Occasionally, especially in the elderly, conditions that cause deterioration of cartilage and bones contribute greatly to hip fractures and dislocations. Osteoporosis is one such condition. When bones are weak and cartilage is compromised, a hip fracture is more likely to occur as a result of a fall or other injury. In the event of hip dislocation or fracture, the patient often can have other severe injuries, so a full examination by a physician is important.
Generally, a dislocated hip can be diagnosed by looking at it. To make a definitive diagnosis, the physician usually recommends medical imaging procedures, such as x-rays, MRI or CT scans. Medical imaging may also detect other fractures or abnormalities in the bones, such as osteoporosis. Another indication that a hip may be dislocated is when pain is not relieved by rest or immobility; pain of a dislocated hip is persistent, even when the patient is at rest.
Typically, treatment for a dislocated hip includes surgery. Open reduction surgery to place either pins or a prosthetic hip is frequently the procedure of choice in treating a dislocated hip. The patient must be placed under general anesthesia for the surgery; occasionally, the orthopedic surgeon will employ the use of x-rays during the procedure to ensure proper placement of the prosthesis or pins.
Commonly, the patient will undergo physical therapy after surgery. Physical therapy may be started while the patient is still in the hospital convalescing, and may continue when the patient goes home. Oftentimes, the patient will receive physical therapy services in their home several times per week, until their mobility is improved.
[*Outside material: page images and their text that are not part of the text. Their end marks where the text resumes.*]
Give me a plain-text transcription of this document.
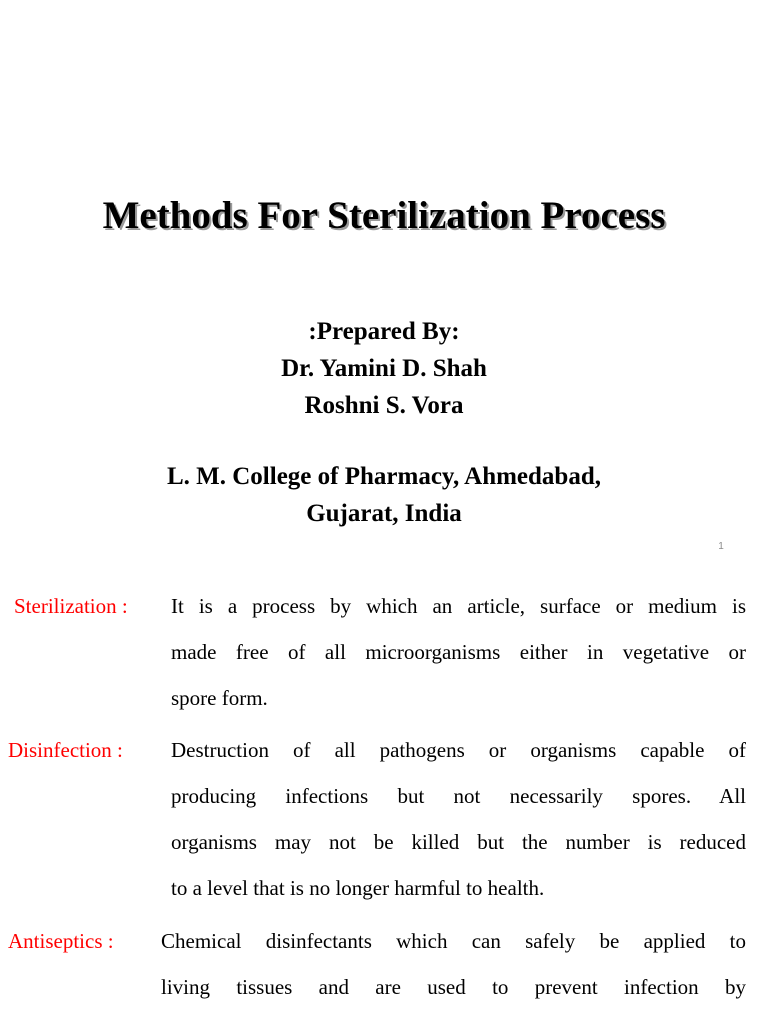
Methods For Sterilization Process
:Prepared By:
Dr. Yamini D. Shah
Roshni S. Vora
L. M. College of Pharmacy, Ahmedabad,
Gujarat, India
1
Sterilization : It is a process by which an article, surface or medium is
made free of all microorganisms either in vegetative or
spore form.
Disinfection : Destruction of all pathogens or organisms capable of
producing infections but not necessarily spores. All
organisms may not be killed but the number is reduced
to a level that is no longer harmful to health.
Antiseptics : Chemical disinfectants which can safely be applied to
living tissues and are used to prevent infection by
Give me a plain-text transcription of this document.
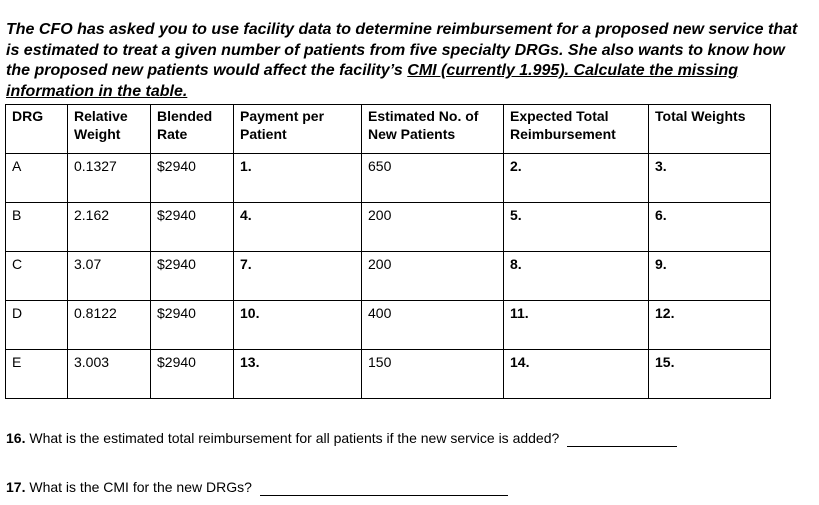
The CFO has asked you to use facility data to determine reimbursement for a proposed new service that is estimated to treat a given number of patients from five specialty DRGs. She also wants to know how the proposed new patients would affect the facility’s CMI (currently 1.995). Calculate the missing information in the table.

DRG	Relative Weight	Blended Rate	Payment per Patient	Estimated No. of New Patients	Expected Total Reimbursement	Total Weights
A	0.1327	$2940	1.	650	2.	3.
B	2.162	$2940	4.	200	5.	6.
C	3.07	$2940	7.	200	8.	9.
D	0.8122	$2940	10.	400	11.	12.
E	3.003	$2940	13.	150	14.	15.

16. What is the estimated total reimbursement for all patients if the new service is added?

17. What is the CMI for the new DRGs?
In addition to physical therapy services, patients routinely receive a prescription for analgesic pain relievers.
Frequently, while the patient is recuperating from his hip surgery, the doctor or physical therapist may recommend the use of a walker or cane. Walking aids such as these can help steady and stabilize the patient and afford them increased confidence to walk. Many times, patients who have undergone surgery for hip dislocation are fearful of walking because they are afraid they may fall. Canes and walkers may alleviate some of their fear and provide stability when they attempt to ambulate.